What first appeared to be a single failure turned out to be one instance of a broader systemic issue. Across 155 documented AI harm cases — drawn from AIAAIC, a public repository of real-world AI incidents, and intentionally sampled across harm types — I found the same design breakdowns resurfacing across products, industries, and years. The goal wasn't to find the most dramatic failures. It was to surface the full range of ways AI design breaks down, so the framework would hold across contexts, not just the ones that make headlines.
The hardest cases weren't caused by broken models. They were caused by products working exactly as designed.
Spanning healthcare, social media, mental health, finance & business, government & policy, automotive, defence & military, education, media & content, criminal justice, and hiring & recruitment.
The framework is version 1.
The cases keep coming.
Presented at the 2026 HCDE Research Showcase, this framework turns AI harm from something teams react to after launch into something they design against from the start.
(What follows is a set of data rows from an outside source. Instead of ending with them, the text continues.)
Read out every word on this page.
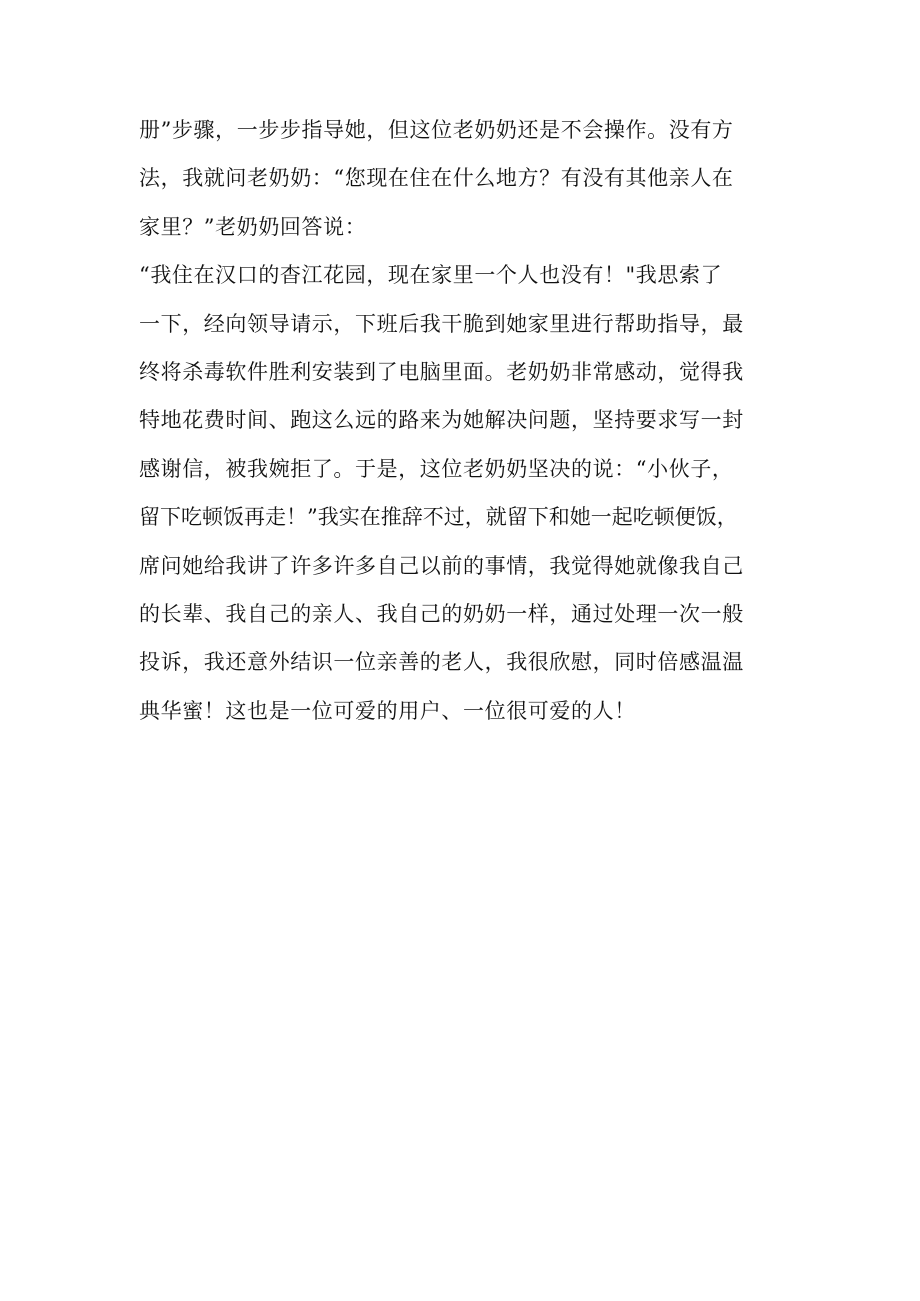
册”步骤，一步步指导她，但这位老奶奶还是不会操作。没有方
法，我就问老奶奶：“您现在住在什么地方？有没有其他亲人在
家里？”老奶奶回答说：
“我住在汉口的杳江花园，现在家里一个人也没有！"我思索了
一下，经向领导请示，下班后我干脆到她家里进行帮助指导，最
终将杀毒软件胜利安装到了电脑里面。老奶奶非常感动，觉得我
特地花费时间、跑这么远的路来为她解决问题，坚持要求写一封
感谢信，被我婉拒了。于是，这位老奶奶坚决的说：“小伙子，
留下吃顿饭再走！”我实在推辞不过，就留下和她一起吃顿便饭，
席问她给我讲了许多许多自己以前的事情，我觉得她就像我自己
的长辈、我自己的亲人、我自己的奶奶一样，通过处理一次一般
投诉，我还意外结识一位亲善的老人，我很欣慰，同时倍感温温
典华蜜！这也是一位可爱的用户、一位很可爱的人！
It's actively expanding — each new documented AI failure is a potential new pattern, and the dataset grows as the field does.
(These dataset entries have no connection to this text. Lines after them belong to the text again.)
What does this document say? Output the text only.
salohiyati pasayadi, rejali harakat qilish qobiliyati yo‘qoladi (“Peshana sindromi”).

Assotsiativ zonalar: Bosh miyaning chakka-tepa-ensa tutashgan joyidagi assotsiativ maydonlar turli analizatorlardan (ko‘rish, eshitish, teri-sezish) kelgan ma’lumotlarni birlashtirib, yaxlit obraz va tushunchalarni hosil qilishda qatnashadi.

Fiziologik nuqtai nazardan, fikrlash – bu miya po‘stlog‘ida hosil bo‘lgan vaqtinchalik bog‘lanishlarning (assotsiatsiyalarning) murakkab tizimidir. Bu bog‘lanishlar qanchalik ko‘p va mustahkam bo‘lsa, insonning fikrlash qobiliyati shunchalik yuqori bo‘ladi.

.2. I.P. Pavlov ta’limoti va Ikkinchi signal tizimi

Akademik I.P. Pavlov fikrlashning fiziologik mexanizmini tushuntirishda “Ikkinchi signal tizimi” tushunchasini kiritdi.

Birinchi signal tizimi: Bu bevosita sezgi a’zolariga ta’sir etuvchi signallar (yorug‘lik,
Teams usually ask "what went wrong?" after launch. This framework moves the question earlier: "what could go wrong?" — before the first interaction is designed.
Most AI ethics frameworks start from principles. This one starts from real cases. That's what makes the patterns actionable, not aspirational.
155 cases and counting. The framework is designed to grow as the incident record grows — each new documented failure is a potential new pattern.
What this framework can't do yet.
What surprised me
The hardest part wasn't finding the patterns. It was accepting that some of the most harmful cases weren't caused by bad actors or broken models — they were caused by products working exactly as designed. Character.AI's engagement went up. The COMPAS algorithm was confident. The Waymo vehicle was following its instructions.
The design goal itself was the problem.
That's a harder thing to fix than a bug.
Dataset bias
This framework was built entirely from cases that made the news. That means it skews toward high-profile failures — the ones severe enough to be documented, investigated, and indexed. The quieter harms — the user who overtrusted a medical chatbot and made a bad decision but never ended up in a headline, the designer who unknowingly shipped a harmful pattern — aren't in our dataset. The 155 cases are real evidence, but they're not a complete picture.
Interpretive uncertainty
Coding 155 cases across 8 people also meant 8 different interpretations. What one coder called "blind trust" another called "hidden influence." I reconciled those disagreements through discussion, but the subjectivity doesn't disappear — it gets averaged out. A framework built on interpretation carries that uncertainty with it.
What I'd do next
The framework tells designers what failure modes exist. It doesn't tell them which ones are hardest to act on in practice. The next step I'd want to take is putting these 19 patterns in front of working product designers and asking: which of these could you realistically ship tomorrow, and which ones would your organisation push back on? That gap between what's possible and what's politically viable inside a company is where the real design challenge lives.